In these moments if you try to calculate, plan or think, it doesn’t work. You have to let go and trust your instinct and experience to be successful. I let go and intercepted the group, 3 sharks moved away to check me out a bit closer, I turned my head in the opposite direction not looking at them anymore to make them more confident and even more curious….it worked and one of them was now 3m under me….I angled a bit my free fall and took the shot. The shaft went in and the shark left with the PAT satellite tag firmly in place.
On my way up I was escorted by 3 large yellowfin tunas and several silky sharks, when I reached the surface where James was keeping an eye on me I checked my dive computer: 1min56sec had passed and I saw I was at 39m when I placed the tag, the shark being deeper than 40m.
1min56 doesn’t sound like a lot but without a proper breath up, a indirect descent taking probably 60 or 70m to reach the group of sharks, the lack of reference in the blue, no bottom in sight as well as being in a place where you can bump in any large predator and where you don’t feel at all on top of the food chain, it’s a serious dive.

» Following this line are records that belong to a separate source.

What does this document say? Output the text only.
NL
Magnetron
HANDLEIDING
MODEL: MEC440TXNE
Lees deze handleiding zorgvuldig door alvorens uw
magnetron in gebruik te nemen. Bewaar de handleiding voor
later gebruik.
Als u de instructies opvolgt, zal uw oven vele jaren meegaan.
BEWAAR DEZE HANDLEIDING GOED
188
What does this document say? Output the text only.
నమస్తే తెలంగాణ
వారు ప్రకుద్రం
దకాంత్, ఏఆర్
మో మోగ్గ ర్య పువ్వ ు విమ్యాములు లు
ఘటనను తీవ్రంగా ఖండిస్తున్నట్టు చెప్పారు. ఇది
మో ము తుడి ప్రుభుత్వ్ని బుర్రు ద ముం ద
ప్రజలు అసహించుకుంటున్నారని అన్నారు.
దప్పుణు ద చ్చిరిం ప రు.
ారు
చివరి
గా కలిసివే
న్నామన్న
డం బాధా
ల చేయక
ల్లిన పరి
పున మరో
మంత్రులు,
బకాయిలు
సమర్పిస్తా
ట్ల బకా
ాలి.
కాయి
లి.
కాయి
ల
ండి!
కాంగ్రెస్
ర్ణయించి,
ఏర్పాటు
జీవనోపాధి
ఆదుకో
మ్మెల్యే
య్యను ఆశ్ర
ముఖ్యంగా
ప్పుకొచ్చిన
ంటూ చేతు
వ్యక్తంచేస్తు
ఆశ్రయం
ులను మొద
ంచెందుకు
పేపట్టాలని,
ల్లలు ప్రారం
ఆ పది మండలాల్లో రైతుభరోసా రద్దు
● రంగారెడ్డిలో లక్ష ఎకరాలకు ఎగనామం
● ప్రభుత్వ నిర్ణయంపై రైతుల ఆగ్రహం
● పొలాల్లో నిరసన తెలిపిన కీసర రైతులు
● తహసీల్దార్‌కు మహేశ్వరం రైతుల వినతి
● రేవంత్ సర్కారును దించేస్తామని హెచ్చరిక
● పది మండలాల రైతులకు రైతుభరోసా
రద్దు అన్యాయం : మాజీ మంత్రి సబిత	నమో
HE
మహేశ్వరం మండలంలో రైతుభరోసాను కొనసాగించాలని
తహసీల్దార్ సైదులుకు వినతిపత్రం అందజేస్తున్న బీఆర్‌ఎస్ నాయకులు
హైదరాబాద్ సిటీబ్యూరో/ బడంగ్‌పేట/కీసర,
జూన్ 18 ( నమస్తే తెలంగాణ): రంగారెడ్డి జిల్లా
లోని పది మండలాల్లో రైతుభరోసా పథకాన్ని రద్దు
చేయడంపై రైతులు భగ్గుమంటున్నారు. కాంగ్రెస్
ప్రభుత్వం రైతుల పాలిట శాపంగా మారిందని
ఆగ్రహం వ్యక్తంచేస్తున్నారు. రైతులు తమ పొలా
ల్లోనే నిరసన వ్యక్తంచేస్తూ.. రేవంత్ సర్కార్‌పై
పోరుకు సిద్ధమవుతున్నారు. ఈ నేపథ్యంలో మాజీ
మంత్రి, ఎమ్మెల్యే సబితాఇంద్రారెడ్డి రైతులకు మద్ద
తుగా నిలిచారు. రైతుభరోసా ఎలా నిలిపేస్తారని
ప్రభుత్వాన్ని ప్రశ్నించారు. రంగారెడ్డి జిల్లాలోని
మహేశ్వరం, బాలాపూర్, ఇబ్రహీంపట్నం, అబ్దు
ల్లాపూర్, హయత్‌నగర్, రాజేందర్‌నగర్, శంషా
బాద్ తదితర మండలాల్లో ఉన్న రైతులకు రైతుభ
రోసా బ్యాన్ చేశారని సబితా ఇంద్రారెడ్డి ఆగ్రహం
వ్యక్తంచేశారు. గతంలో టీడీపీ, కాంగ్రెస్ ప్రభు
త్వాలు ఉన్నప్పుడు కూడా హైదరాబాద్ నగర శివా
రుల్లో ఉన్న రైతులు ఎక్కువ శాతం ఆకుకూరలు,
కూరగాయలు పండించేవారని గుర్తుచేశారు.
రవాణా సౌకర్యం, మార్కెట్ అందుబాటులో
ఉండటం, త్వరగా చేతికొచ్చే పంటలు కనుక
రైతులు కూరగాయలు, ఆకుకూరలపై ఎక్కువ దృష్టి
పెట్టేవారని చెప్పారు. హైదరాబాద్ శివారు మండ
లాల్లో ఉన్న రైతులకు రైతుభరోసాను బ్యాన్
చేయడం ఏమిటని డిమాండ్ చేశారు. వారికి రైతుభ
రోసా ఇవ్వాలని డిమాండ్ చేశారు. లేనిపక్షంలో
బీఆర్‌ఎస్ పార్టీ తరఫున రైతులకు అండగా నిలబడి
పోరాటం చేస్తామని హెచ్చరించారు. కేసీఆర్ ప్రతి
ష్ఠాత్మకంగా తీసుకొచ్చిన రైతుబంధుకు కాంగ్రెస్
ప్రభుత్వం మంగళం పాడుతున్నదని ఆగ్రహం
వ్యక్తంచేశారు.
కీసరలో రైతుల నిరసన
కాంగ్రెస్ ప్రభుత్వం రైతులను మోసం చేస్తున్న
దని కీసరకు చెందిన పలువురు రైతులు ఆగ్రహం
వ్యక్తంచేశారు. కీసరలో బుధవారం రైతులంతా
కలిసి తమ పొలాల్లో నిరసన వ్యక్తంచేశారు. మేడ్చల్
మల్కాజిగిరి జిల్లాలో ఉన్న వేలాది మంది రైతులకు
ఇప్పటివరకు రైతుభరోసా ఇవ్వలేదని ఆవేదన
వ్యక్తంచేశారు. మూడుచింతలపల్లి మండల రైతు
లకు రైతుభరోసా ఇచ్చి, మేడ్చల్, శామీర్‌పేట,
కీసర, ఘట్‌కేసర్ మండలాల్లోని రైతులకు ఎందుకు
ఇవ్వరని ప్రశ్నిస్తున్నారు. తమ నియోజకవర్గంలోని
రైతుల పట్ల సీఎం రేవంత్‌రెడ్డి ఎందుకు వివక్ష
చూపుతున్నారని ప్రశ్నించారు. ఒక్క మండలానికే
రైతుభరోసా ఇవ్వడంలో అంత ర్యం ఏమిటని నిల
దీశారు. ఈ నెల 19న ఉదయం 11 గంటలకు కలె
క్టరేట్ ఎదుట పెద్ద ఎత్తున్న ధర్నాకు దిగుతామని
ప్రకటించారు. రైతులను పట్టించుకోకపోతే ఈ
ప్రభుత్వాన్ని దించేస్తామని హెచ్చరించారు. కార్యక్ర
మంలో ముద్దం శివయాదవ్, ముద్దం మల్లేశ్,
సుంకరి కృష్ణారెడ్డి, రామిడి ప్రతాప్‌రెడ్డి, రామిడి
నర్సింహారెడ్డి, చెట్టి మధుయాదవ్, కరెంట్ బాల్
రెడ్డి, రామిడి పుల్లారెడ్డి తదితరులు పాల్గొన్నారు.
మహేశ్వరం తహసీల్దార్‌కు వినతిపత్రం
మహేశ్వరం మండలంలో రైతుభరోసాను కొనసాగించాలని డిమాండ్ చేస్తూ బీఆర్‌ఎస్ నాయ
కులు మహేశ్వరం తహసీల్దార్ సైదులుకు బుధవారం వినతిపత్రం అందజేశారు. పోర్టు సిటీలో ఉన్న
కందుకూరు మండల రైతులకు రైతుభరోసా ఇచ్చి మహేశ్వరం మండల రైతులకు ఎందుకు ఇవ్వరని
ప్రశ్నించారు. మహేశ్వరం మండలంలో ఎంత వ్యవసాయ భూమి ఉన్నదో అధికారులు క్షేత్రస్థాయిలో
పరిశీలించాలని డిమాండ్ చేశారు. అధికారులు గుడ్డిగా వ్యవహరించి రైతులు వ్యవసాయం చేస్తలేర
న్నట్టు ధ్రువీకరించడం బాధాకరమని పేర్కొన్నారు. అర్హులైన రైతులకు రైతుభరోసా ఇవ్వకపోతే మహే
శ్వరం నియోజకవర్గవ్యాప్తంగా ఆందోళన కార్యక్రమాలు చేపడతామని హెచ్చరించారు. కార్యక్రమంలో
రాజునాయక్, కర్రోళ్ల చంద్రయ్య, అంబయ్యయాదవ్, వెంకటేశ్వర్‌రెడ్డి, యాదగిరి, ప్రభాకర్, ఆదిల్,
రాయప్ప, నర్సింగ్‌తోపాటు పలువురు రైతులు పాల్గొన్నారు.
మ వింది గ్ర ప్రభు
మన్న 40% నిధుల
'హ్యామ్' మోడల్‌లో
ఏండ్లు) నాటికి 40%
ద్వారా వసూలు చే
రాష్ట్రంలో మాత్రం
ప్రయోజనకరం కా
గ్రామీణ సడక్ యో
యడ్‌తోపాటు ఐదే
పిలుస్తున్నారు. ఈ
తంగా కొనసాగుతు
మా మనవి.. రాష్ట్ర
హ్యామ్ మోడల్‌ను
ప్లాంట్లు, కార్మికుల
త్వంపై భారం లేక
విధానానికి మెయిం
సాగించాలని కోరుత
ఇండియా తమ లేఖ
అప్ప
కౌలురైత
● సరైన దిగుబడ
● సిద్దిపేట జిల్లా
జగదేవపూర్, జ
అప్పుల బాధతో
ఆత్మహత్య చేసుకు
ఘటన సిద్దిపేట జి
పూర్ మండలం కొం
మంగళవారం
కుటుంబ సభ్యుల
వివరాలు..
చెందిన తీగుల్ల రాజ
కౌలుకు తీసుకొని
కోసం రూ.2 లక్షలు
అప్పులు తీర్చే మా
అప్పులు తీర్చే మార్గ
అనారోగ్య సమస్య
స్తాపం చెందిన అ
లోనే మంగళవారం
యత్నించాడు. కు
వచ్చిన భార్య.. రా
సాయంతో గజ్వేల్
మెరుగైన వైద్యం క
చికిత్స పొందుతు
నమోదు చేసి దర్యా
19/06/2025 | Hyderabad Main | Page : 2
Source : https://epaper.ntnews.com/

One tag placed during the expedition doesn’t sound like much but it is the first satellite transmitter ever placed on a scalloped hammerhead in that part of the Pacific Ocean.
We now have to wait 6 months before it detached from the animal, floats back to the surface and uploads datas to the satellite, hoping it’ll help us to know more about that animal and increase its protection.
Many thanks to Quino El Guardian for their support providing us a great vessel to do make these citizen science trips possible. All participants could participate to the scientist’s field work and help them taking part in the shark census, the deployment of bottom cameras, the use of plankton nets as well as taking pictures of the giant mantas for the photo ID database. In the evening we were doing presentations about the area, the conservation issues and the biology of the animals we were diving with.